Die biologische Vielfalt umfasst verschiedene Ebenen, die aufeinander aufbauen beziehungsweise immer komplexer werden. Die erste Ebene ist die genetische Vielfalt. Die Gene eines Individuums legen fest, zu welcher Art es gehört und welche besonderen Eigenschaften es hat, die es von seinen Artgenossen unterscheidet. Genetische Vielfalt beschreibt die Vielfalt innerhalb einzelner Arten – zum Beispiel auch die verschiedenen Nutztierrassen in den jeweiligen Unterarten wie Hausschwein, Hausschaf oder Hausrind oder die unterschiedlichen Apfelsorten auf den hessischen Streuobstwiesen.

Äpfel an einem Apfelbaum

Die nächsthöhere Ebene ist die Artenvielfalt. Als Art bezeichnet die Biologie eine Gruppe von Lebewesen, die eine Fortpflanzungsgemeinschaft bilden und sich durch gemeinsame Merkmale identifizieren lassen. Weltweit sind rund 1,8 Millionen Arten bekannt, in Deutschland kommen knapp 72.000 Tier- und Pflanzenarten vor. Ein Hotspot mit hoher Artendichte und -vielfalt ist in Hessen ist die Streuobstwiese, auf der bis zu 5.000 (!) verschiedene Tier- und Pflanzenarten zu finden sind.

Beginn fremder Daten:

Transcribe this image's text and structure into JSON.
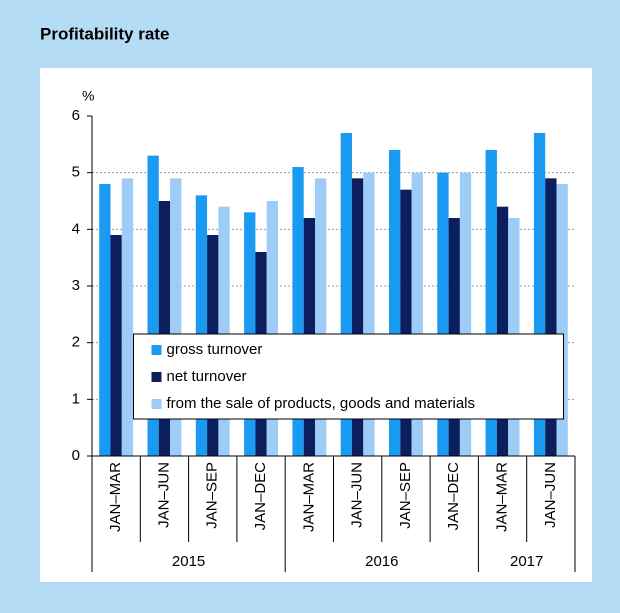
{
  "chart_data": {
    "type": "bar",
    "title": "Profitability rate",
    "y_label": "%",
    "groups": [
      {
        "name": "2015",
        "categories": [
          "JAN–MAR",
          "JAN–JUN",
          "JAN–SEP",
          "JAN–DEC"
        ]
      },
      {
        "name": "2016",
        "categories": [
          "JAN–MAR",
          "JAN–JUN",
          "JAN–SEP",
          "JAN–DEC"
        ]
      },
      {
        "name": "2017",
        "categories": [
          "JAN–MAR",
          "JAN–JUN"
        ]
      }
    ],
    "series": [
      {
        "name": "gross turnover",
        "color": "#1a9af0",
        "values": [
          4.8,
          5.3,
          4.6,
          4.3,
          5.1,
          5.7,
          5.4,
          5.0,
          5.4,
          5.7
        ]
      },
      {
        "name": "net turnover",
        "color": "#0b1f5e",
        "values": [
          3.9,
          4.5,
          3.9,
          3.6,
          4.2,
          4.9,
          4.7,
          4.2,
          4.4,
          4.9
        ]
      },
      {
        "name": "from the sale of products, goods and materials",
        "color": "#9dcdf7",
        "values": [
          4.9,
          4.9,
          4.4,
          4.5,
          4.9,
          5.0,
          5.0,
          5.0,
          4.2,
          4.8
        ]
      }
    ],
    "ylim": [
      0,
      6
    ],
    "yticks": [
      0,
      1,
      2,
      3,
      4,
      5,
      6
    ],
    "grid": true,
    "legend": "lower center"
  }
}
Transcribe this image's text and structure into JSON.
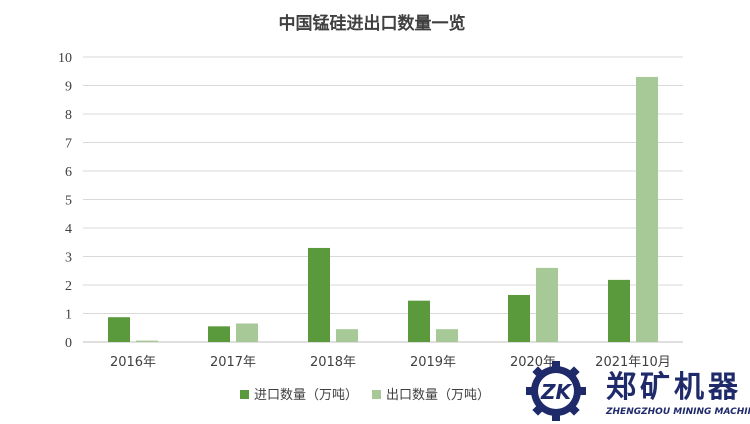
{
  "chart_data": {
    "type": "bar",
    "title": "中国锰硅进出口数量一览",
    "categories": [
      "2016年",
      "2017年",
      "2018年",
      "2019年",
      "2020年",
      "2021年10月"
    ],
    "series": [
      {
        "name": "进口数量（万吨）",
        "color": "#5b9a3c",
        "values": [
          0.87,
          0.55,
          3.3,
          1.45,
          1.65,
          2.18
        ]
      },
      {
        "name": "出口数量（万吨）",
        "color": "#a6c997",
        "values": [
          0.05,
          0.65,
          0.45,
          0.45,
          2.6,
          9.3
        ]
      }
    ],
    "ylim": [
      0,
      10
    ],
    "yticks": [
      0,
      1,
      2,
      3,
      4,
      5,
      6,
      7,
      8,
      9,
      10
    ],
    "grid": true,
    "legend_position": "bottom"
  },
  "watermark": {
    "logo_mark": "ZK",
    "name": "郑矿机器",
    "subtitle": "ZHENGZHOU MINING MACHINERY",
    "color": "#1f2a6b"
  }
}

Die dritte Ebene ist die Vielfalt der Ökosysteme. Hier geht es um verschiedene Ökosysteme wie Wald, Wiese, See mit den jeweils ihnen eigenen Lebewesen. Diese Lebewesen sind innerhalb eines Ökosystems voneinander abhängig, und auch die verschiedenen Ökosysteme beeinflussen sich untereinander. Zusammenfassend kann man sagen: Die genetische Vielfalt bestimmt die Vielfalt der Arten, die wiederum eine Vielzahl verschiedener Ökosysteme besiedeln.

Rhönschaf auf der Wiese

Die biologische Vielfalt ist leider weltweit in alarmierendem Maße auf dem Rückgang: pro Jahr, so warnen Fachleute, sterben mehrere 1.000 Arten aus. Ursachen sind unter anderem die Zerstörung von Lebensraum, die intensive und einseitige Landnutzung, die Zunahme an freigesetzten Schadstoffen, sogenannte „invasive Arten“ (gebietsfremde Arten, die einheimische verdrängen) und nicht zuletzt der Klimawandel. In Deutschland sind heimische Nutzpflanzen- und Nutztierarten stark bedroht.